Почему это происходит? Что творится в нашем сознании, в сознании спящего, когда счастливый сон превращается в кошмар? Почему и в грезах Петьки, и в наших собственных снах грезы так часто оборачиваются кошмаром? Где пролегает та роковая грань, за которой гармония сменяется ужасом?

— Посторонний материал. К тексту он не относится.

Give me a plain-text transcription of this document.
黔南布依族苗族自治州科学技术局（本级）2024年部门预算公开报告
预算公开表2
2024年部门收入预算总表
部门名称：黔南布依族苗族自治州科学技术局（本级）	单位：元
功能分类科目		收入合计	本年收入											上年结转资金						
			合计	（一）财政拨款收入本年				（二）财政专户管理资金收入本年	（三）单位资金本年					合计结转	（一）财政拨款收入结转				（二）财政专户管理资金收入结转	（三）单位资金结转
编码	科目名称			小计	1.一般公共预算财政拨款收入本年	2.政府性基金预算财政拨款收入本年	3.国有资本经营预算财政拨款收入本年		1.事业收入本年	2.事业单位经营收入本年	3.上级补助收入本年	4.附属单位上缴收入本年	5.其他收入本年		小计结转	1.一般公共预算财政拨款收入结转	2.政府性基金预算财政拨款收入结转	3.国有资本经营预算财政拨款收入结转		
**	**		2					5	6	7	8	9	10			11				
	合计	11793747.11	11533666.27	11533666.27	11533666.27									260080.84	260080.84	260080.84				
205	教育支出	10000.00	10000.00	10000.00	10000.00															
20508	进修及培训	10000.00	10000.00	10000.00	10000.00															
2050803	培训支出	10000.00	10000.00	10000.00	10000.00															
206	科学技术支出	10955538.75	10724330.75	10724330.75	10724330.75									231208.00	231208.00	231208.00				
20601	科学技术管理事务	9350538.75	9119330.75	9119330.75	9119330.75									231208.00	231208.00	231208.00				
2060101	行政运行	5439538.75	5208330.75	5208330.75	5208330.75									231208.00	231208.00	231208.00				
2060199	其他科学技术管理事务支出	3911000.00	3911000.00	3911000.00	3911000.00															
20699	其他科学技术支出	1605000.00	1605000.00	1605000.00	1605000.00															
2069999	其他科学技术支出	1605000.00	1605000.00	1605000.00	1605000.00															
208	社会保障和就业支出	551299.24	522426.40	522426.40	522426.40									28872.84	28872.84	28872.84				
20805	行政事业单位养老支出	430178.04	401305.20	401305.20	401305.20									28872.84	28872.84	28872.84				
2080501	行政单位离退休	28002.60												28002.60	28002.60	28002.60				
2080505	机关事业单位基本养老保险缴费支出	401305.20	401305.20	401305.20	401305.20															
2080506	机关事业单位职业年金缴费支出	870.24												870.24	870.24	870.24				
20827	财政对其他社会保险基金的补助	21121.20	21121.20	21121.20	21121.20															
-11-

«Плохие новости» приходят в тот момент, когда в сознании сновидца возникает точка, приковывающая его внимание, — начало потока, к которому он безрассудно устремляется. Пристальное всматривание, вглядывание в пустоту предваряет галлюцинации, болезненные видения, что хорошо известно и писателям, и даже некоторым психологам. Случайно ли Поприщин, а позднее его литературные потомки господин Голядкин и Иван Карамазов, а также их дальний родственник Иванушка Бездомный, как, собственно, и многие другие герои, постоянно щурятся, вглядываются, всматриваются в пустоту прежде, чем увидеть черта или монстра?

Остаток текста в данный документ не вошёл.